39 Mais comment comprendre le décalage entre les pratiques de pureté des Beta Israël et le discours qu'elles suscitent ? Puisque la perte des anciennes pratiques de pureté féminines semble relativement bien acceptée, pourquoi la rhétorique de la pureté est-elle si fermement maintenue en Israël ? Et pourquoi les Juifs éthiopiens immigrants refusent-ils de manger de la viande casher israélienne ou d'adopter les pratiques juives courantes concernant la pureté des femmes ?

Valoriser sa différence

40 Lorsque les Beta Israël veulent illustrer leur différence avec leurs anciens voisins chrétiens en Ethiopie, ils mentionnent d'abord qu'ils ne mangeaient pas de viande amhara, c'est-à-dire provenant d'animaux mis à mort par des chrétiens, puis ils décrivent avec fierté leurs règles de pureté féminines.

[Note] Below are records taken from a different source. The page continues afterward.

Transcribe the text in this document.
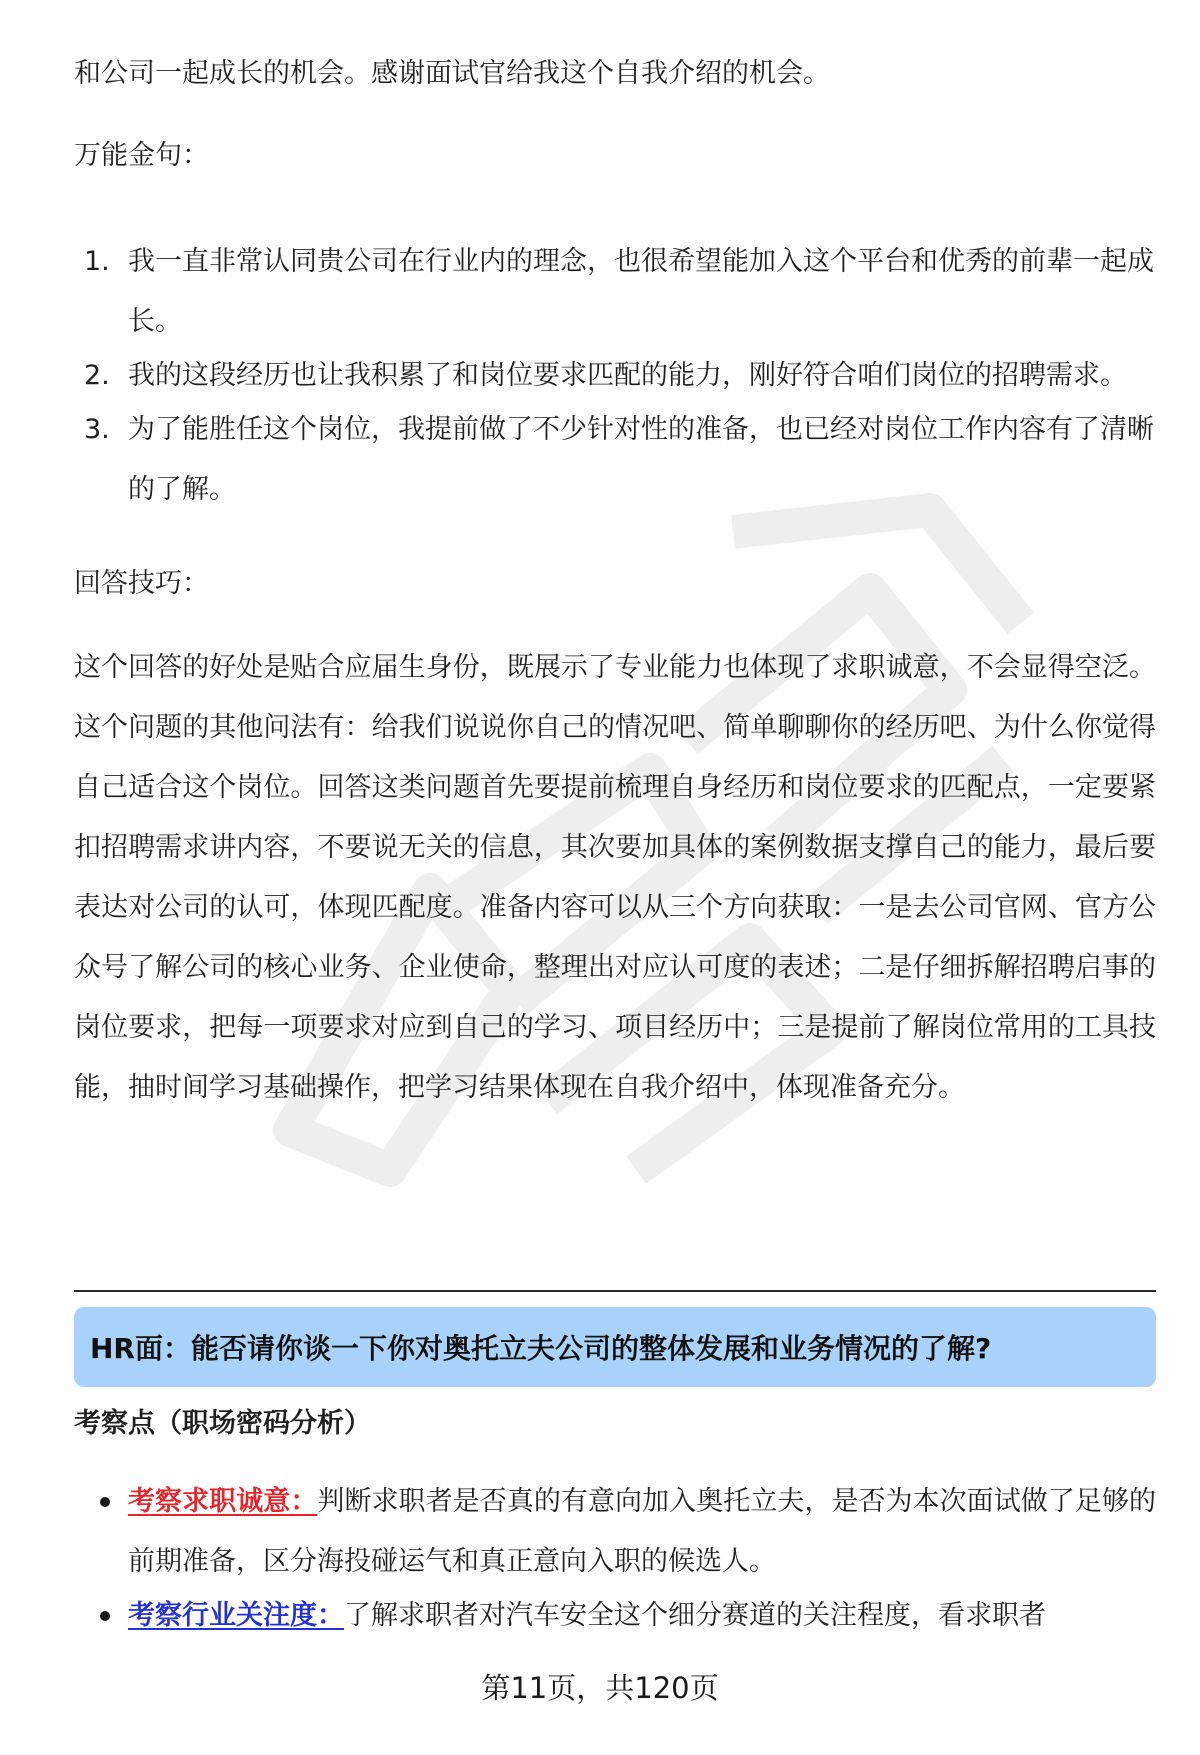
和公司一起成长的机会。感谢面试官给我这个自我介绍的机会。
万能金句：
1. 我一直非常认同贵公司在行业内的理念，也很希望能加入这个平台和优秀的前辈一起成长。
2. 我的这段经历也让我积累了和岗位要求匹配的能力，刚好符合咱们岗位的招聘需求。
3. 为了能胜任这个岗位，我提前做了不少针对性的准备，也已经对岗位工作内容有了清晰的了解。
回答技巧：
这个回答的好处是贴合应届生身份，既展示了专业能力也体现了求职诚意，不会显得空泛。这个问题的其他问法有：给我们说说你自己的情况吧、简单聊聊你的经历吧、为什么你觉得自己适合这个岗位。回答这类问题首先要提前梳理自身经历和岗位要求的匹配点，一定要紧扣招聘需求讲内容，不要说无关的信息，其次要加具体的案例数据支撑自己的能力，最后要表达对公司的认可，体现匹配度。准备内容可以从三个方向获取：一是去公司官网、官方公众号了解公司的核心业务、企业使命，整理出对应认可度的表述；二是仔细拆解招聘启事的岗位要求，把每一项要求对应到自己的学习、项目经历中；三是提前了解岗位常用的工具技能，抽时间学习基础操作，把学习结果体现在自我介绍中，体现准备充分。
HR面：能否请你谈一下你对奥托立夫公司的整体发展和业务情况的了解?
考察点（职场密码分析）
考察求职诚意：判断求职者是否真的有意向加入奥托立夫，是否为本次面试做了足够的前期准备，区分海投碰运气和真正意向入职的候选人。
考察行业关注度：了解求职者对汽车安全这个细分赛道的关注程度，看求职者
第11页，共120页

C'est seulement ensuite qu'ils parlent de différences religieuses comme l'observance du sabbat le samedi ou le fait de ne pas croire en Jésus-Christ. Ainsi, tout en constituant leur « coutume » (yeagar ba'al), les lois de purification sont explicitement considérées par les Beta Israël comme des marqueurs identitaires15. La pureté ne leur permet pas seulement de maintenir une séparation avec leurs voisins chrétiens et musulmans, elle permet aussi aux Beta Israël de se considérer comme supérieurs à eux. Dans les montagnes d'Ethiopie, le très bas statut social des Beta Israël et la croyance locale, largement répandue, qu'ils se transformaient la nuit en hyènes pour attaquer les gens et boire leur sang (Abbink 1987, Quirin 1992) maintenaient leurs voisins à l'écart. La pratique rigoureuse des lois de purification et la rhétorique qui l'accompagne permettaient aux Beta Israël de ne pas tenir compte d'attributs aussi négatifs et de se considérer les plus purs et les plus saints. Ce n'étaient plus les voisins, sous l'effet conjugué des terreurs surnaturelles et des artisanats méprisés, qui refusaient de toucher les Beta Israël, c'étaient eux qui refusaient le contact des Amhara par peur de la pollution.

41Venus en Israël vivre parmi les autres Juifs, les Beta Israël échappaient une fois pour toutes aux croyances superstitieuses de leurs voisins. Mais, à leur grand désappointement, dès leur arrivée dans cette terre dont ils avaient tant rêvé, ils se trouvèrent à nouveau rejetés aux marges de la société. Ils se sentirent victimes d'une discrimination sur la base de leur couleur de peau et de leur origine « primitive », mais, pire encore, leurs affirmations d'appartenir au judaïsme furent mises en doute et les premiers immigrants furent contraints de subir une cérémonie de conversion comportant un rituel d'immersion et une circoncision symbolique (guir en hébreu) (Kaplan 1988, 1993).

42 Malgré l'acceptation par le rabbinat israélien de reconnaître les Beta Israël dans leur ensemble comme Juifs, une ambiguïté a continué de peser sur le statut personnel des individus, les pratiques de divorce des Beta Israël n'étant pas conformes aux principes de la Halacha et produisant des descendances illégitimes. A la suite de vigoureuses protestations de la part des nouveaux arrivants, ces exigences finirent par être abandonnées au milieu des années 80, mais la lutte pour une pleine reconnaissance religieuse continue toujours.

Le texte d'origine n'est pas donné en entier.